Can you make the move from high street to niche?

Most consultants who start their career in one of the more visible high street sectors do not carry out sufficient research into the varied opportunities recruitment can offer. Subsequently, many leave the industry or stay within a high street agency for the duration of their careers.

Why go from generalist to niche?
There are many reasons why a generalist high street recruiter would feel the need to move into a specialist niche recruiter. These tend to be:

1. Dealing with a high volume of vacancies on low fees.
The sheer volume of vacancies that high street consultants have to manage during an average day can be treble that of a niche consultant. This also means that a high street consultant can do a lot of work for very little return, as fees are lowered to compete in a competitive market.

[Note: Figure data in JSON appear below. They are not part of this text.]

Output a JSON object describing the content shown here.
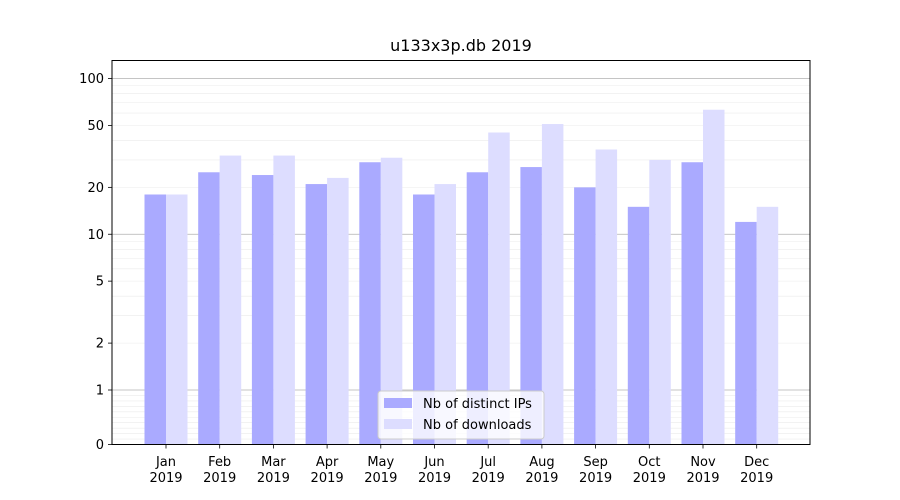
{
  "chart_data": {
    "type": "bar",
    "title": "u133x3p.db 2019",
    "xlabel": "",
    "ylabel": "",
    "y_scale": "symlog",
    "ylim": [
      0,
      120
    ],
    "y_ticks": [
      0,
      1,
      2,
      5,
      10,
      20,
      50,
      100
    ],
    "grid": true,
    "legend_position": "bottom-center",
    "categories": [
      [
        "Jan",
        "2019"
      ],
      [
        "Feb",
        "2019"
      ],
      [
        "Mar",
        "2019"
      ],
      [
        "Apr",
        "2019"
      ],
      [
        "May",
        "2019"
      ],
      [
        "Jun",
        "2019"
      ],
      [
        "Jul",
        "2019"
      ],
      [
        "Aug",
        "2019"
      ],
      [
        "Sep",
        "2019"
      ],
      [
        "Oct",
        "2019"
      ],
      [
        "Nov",
        "2019"
      ],
      [
        "Dec",
        "2019"
      ]
    ],
    "series": [
      {
        "name": "Nb of distinct IPs",
        "color": "#aaaaff",
        "values": [
          18,
          25,
          24,
          21,
          29,
          18,
          25,
          27,
          20,
          15,
          29,
          12
        ]
      },
      {
        "name": "Nb of downloads",
        "color": "#ddddff",
        "values": [
          18,
          32,
          32,
          23,
          31,
          21,
          45,
          51,
          35,
          30,
          63,
          15
        ]
      }
    ]
  }
}
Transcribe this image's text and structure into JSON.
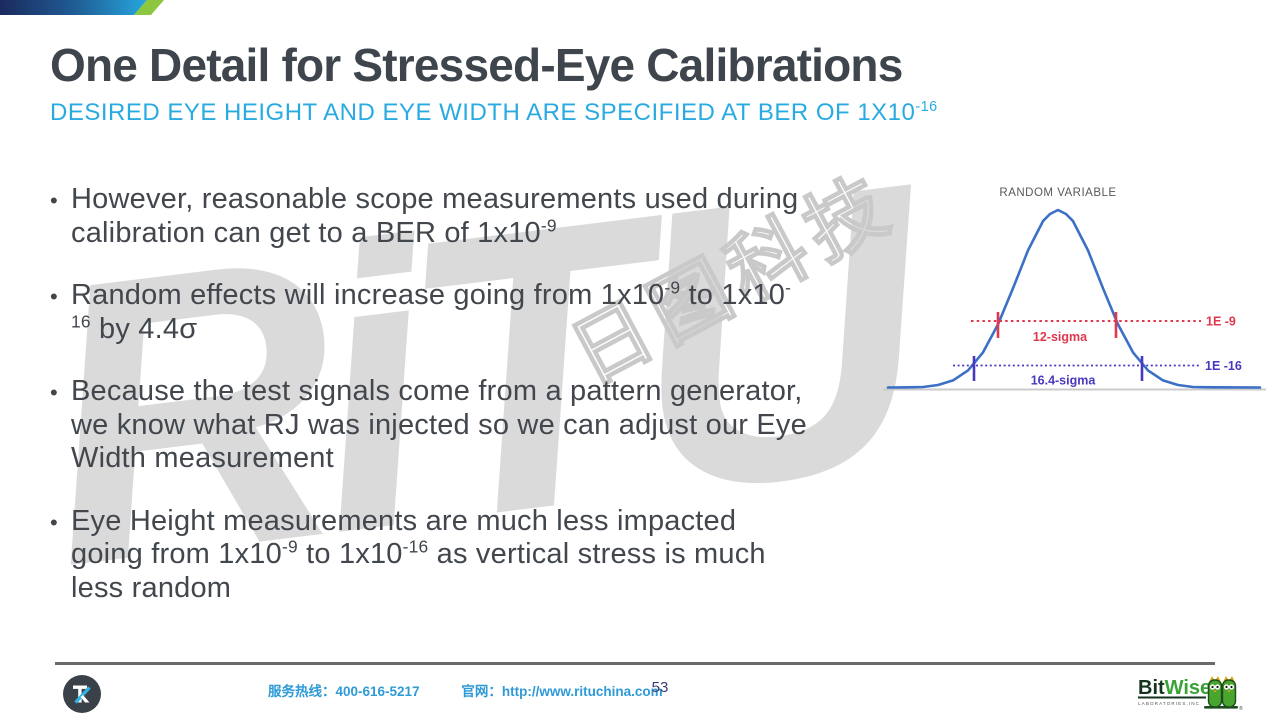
{
  "title": "One Detail for Stressed-Eye Calibrations",
  "subtitle": {
    "text": "DESIRED EYE HEIGHT AND EYE WIDTH ARE SPECIFIED AT BER OF 1X10",
    "sup": "-16"
  },
  "bullets": [
    {
      "lines": [
        [
          {
            "t": "However, reasonable scope measurements used during"
          }
        ],
        [
          {
            "t": "calibration can get to a BER of 1x10"
          },
          {
            "sup": "-9"
          }
        ]
      ]
    },
    {
      "lines": [
        [
          {
            "t": "Random effects will increase going from 1x10"
          },
          {
            "sup": "-9"
          },
          {
            "t": " to 1x10"
          },
          {
            "sup": "-"
          }
        ],
        [
          {
            "sup": "16"
          },
          {
            "t": " by 4.4σ"
          }
        ]
      ]
    },
    {
      "lines": [
        [
          {
            "t": "Because the test signals come from a pattern generator,"
          }
        ],
        [
          {
            "t": "we know what RJ was injected so we can adjust our Eye"
          }
        ],
        [
          {
            "t": "Width measurement"
          }
        ]
      ]
    },
    {
      "lines": [
        [
          {
            "t": "Eye Height measurements are much less impacted"
          }
        ],
        [
          {
            "t": "going from 1x10"
          },
          {
            "sup": "-9"
          },
          {
            "t": " to 1x10"
          },
          {
            "sup": "-16"
          },
          {
            "t": " as vertical stress is much"
          }
        ],
        [
          {
            "t": "less random"
          }
        ]
      ]
    }
  ],
  "watermark": {
    "latin": "RiTU",
    "cjk": "日图科技"
  },
  "diagram": {
    "title": "RANDOM VARIABLE",
    "ber9": {
      "sigma_label": "12-sigma",
      "level_label": "1E -9",
      "color": "#e0384e"
    },
    "ber16": {
      "sigma_label": "16.4-sigma",
      "level_label": "1E -16",
      "color": "#4639c0"
    },
    "curve_color": "#3c6fc6"
  },
  "footer": {
    "hotline_label": "服务热线：",
    "hotline": "400-616-5217",
    "website_label": "官网：",
    "website": "http://www.rituchina.com",
    "page_number": "53",
    "bitwise": {
      "bit": "Bit",
      "wise": "Wise",
      "sub": "LABORATORIES,INC",
      "reg": "®"
    }
  },
  "colors": {
    "title_text": "#3f454c",
    "subtitle_accent": "#29abe2",
    "body_text": "#42474e",
    "banner_navy": "#1b2a5e",
    "banner_cyan": "#27a9e1",
    "banner_green": "#8dc63f",
    "watermark_gray": "#dadada",
    "footer_blue": "#2e9ad6",
    "bitwise_green": "#3aa335"
  }
}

2. High street consultants work in shop fronted offices to attract candidates that walk in from the high street.
In this environment, a consultant does not have enough hours in the day to deal with the volume of walk-in candidates, as well as everything else they have to fulfill to hit their targets.

What can a niche company offer a high street consultant?
A niche company can offer the chance to become a specialist in one market sector, to be able to work on more senior roles and have excellent mentors.

What a niche company looks for
Companies are always looking for ambitious individuals with a desire to succeed. The consultant should have genuine reasons for wanting to leave high street recruitment, as well as a passion for the chosen niche sector. These qualities will set you apart from other candidates.

How to choose the right niche company
It is important that you choose a sector you are interested in and have a desire to learn about. Talking to a rec-to-rec consultant will help you to decide. They will need to know what you enjoy about recruitment, your future goals and be able to advise on the environment and niche sector that could suit you.

You may want to explore more than one niche market before making a final choice.